Finance and Fortune
- Other names: The Fascinating Game of Finance Finance
- Manufacturers: L. S. Ayres & Co. Electronic Laboratories, Inc.
- Designers: Elizabeth Magie; Louis & Fred Thun; Dan Layman;
- Publishers: Dan Layman; Knapp Electric; Finance Game Company/; Parker Brothers;
- Publication: 1932; 93 years ago
- Years active: 1932–1970s
- Players: 2–6
- Setup time: 5'–15'
- Playing time: 120'
- Chance: High (dice rolling, card drawing)
- Skills: Negotiation, Resource management

= Finance (game) =

Board game based on The Landlord's Game

Finance, or The Fascinating Game of Finance or Finance and Fortune, is a board game originally released in 1932. The game is based on The Landlord's Game in the movement of pieces around the board, the use of cards, properties that can be purchased, and houses that can be erected on them. The game also has railroads; however, these may not be purchased. The game is a predecessor to Monopoly.

==History==
===Finance===
Finance was created by Dan Layman who played, with Louis, Louis and Fred Thun's version of the auction-monopoly games that had been spawned from The Landlord's Game at Williams College in Reading, Pennsylvania. When the Thuns wanted to patent their game they found the Landlord's Game patent and only copyrighted their rule additions (additional railroads own double rent, Community Chest, paying $50 to get out of jail). With the Monopoly name and game then in the public domain, Layman decided to call the game Finance. With L. S. Ayres & Co. then Electronics Laboratories, Layman published the game for a year before selling it to Knapp Electric for $200. Initially, the game was sold in small black boxes (some of which came with poker chips for money) with four different versions of the rules. Otherwise, it was almost identical to Monopoly including Chance and Community Chest cards.

It is said that Layman taught Ruth Hoskins, who moved to Atlantic City and played it there using local Atlantic City streets. One theory on the street names chosen is that these were the streets players lived on with a couple of later changes of South Carolina to North Carolina and Arctic to Mediterranean. Pete Daggett Jr., a friend of Dan Layman, actually taught Ruth Hoskins. Hoskins then moved to Atlantic City to teach school in 1932 and created the Atlantic City version in the late 1930s with her friends. Eugene and Ruth Raiford, friends of Hoskins, showed the game to Charles E. Todd, a hotel manager in Germantown, Pennsylvania. Todd introduced Charles and Esther Darrow to the game. The Darrows were occasional hotel guests; Esther was Todd's former neighbor.
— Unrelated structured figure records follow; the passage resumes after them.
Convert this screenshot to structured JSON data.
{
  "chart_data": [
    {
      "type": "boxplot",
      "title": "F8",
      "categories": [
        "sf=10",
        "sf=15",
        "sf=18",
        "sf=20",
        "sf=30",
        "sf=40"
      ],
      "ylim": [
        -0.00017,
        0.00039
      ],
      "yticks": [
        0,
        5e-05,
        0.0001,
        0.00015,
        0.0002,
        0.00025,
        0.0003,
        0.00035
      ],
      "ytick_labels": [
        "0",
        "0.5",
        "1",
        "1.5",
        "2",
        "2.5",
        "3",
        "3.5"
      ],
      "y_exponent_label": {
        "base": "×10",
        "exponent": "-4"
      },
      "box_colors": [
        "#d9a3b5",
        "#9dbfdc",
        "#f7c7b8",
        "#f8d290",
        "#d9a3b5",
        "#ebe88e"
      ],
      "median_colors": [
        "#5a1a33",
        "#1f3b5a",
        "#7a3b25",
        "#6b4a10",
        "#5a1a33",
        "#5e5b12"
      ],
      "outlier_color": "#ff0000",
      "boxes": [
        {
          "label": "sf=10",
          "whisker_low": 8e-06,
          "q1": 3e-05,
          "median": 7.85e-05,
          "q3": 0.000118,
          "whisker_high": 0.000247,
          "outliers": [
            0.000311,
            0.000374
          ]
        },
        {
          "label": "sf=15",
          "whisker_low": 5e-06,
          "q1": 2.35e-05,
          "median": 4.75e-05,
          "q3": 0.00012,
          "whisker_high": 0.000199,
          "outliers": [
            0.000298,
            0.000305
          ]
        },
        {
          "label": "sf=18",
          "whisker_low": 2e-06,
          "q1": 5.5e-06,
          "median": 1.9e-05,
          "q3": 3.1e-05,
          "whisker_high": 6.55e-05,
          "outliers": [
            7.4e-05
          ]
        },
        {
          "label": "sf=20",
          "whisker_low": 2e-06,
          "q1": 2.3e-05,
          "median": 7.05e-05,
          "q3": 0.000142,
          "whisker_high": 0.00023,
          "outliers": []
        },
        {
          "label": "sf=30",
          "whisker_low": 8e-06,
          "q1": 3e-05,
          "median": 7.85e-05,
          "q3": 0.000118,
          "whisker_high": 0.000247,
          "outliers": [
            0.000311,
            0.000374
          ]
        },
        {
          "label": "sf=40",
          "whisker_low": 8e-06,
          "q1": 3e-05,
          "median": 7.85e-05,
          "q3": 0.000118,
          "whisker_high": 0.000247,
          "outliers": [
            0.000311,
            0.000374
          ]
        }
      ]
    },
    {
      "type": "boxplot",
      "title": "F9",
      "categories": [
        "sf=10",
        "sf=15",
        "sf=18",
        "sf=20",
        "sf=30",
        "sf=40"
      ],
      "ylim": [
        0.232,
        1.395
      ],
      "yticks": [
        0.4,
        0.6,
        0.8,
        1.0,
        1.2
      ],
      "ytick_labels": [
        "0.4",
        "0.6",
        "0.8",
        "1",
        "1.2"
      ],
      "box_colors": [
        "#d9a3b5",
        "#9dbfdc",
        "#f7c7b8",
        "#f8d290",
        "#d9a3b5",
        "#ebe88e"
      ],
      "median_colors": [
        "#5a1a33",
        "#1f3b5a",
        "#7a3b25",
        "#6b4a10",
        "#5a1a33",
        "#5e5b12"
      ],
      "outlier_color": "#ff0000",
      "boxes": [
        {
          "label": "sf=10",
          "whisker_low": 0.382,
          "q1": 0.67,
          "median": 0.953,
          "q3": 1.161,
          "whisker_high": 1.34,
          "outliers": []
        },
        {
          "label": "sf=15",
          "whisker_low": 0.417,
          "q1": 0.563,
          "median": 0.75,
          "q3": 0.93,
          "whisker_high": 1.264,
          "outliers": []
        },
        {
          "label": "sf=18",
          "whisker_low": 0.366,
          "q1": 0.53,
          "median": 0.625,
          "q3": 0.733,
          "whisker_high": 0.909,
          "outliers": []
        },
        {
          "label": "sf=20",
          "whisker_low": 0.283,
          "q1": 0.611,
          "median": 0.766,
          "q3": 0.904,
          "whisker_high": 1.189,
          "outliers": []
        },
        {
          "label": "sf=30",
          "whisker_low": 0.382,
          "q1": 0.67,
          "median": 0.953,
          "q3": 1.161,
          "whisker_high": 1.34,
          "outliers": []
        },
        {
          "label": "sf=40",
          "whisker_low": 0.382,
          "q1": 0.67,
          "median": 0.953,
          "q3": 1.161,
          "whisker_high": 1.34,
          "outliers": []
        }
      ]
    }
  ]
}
With Parker Brothers taking over for Darrow in publishing his Monopoly game in 1935, Parker Brothers purchased Finance from Knapp for $10,000. Parker Brothers changed Finance so it was less similar to Monopoly and published it under the Finance Game Company name in 1935. Parker Brothers made additional changes in 1936 and published it with the Parker Brothers name.

===Fortune===
During 1935, Parker Brothers was developing its own version of Monopoly, Fortune, in case its deal with Darrow and the patent fell through. Almost an exact copy of Monopoly, Fortune had only 10,000 copies made due to the deal with Darrow working out and was only published to keep the trademark to the name. Also in 1935, Finance outsold Monopoly.

===Finance and Fortune===
With Parker Brothers wishing to hold on to the trademark on Fortune, the second version of Finance by Parker Brothers was named Finance and Fortune. With its 1958 edition, the game's name reverted to Finance as they developed a new marble game having the "Fortune" name. The last known version was printed in 1962.

==Known changes==
Known changes between the original and the Parker Brother editions:
- removed Community Chest
- dropped colored property groups
- Rent chart card replaced the Property Cards
- colored standard pawns changed to colored different shaped pawns
- properties renamed
- property purchase prices increased

==Overview of game==
The game begins with each player on "Cash Here" with $1925. Properties clockwise around the board begin with low value to high value purchase prices, with costs for additional houses and rents also increasing. Players move again on doubles, with no limit on numbers of doubles that may be thrown, and if a player lands on another player, the original player moves back five spaces, with the same effect as if the player had landed on that space originally. Players may trade properties or sell them back to the bank, but may not mortgage property. If a player is unable to pay, all their property is returned to the bank, and the player is out. The game continues until only one player is left. An alternate rule establishes a time limit and players total up their wealth.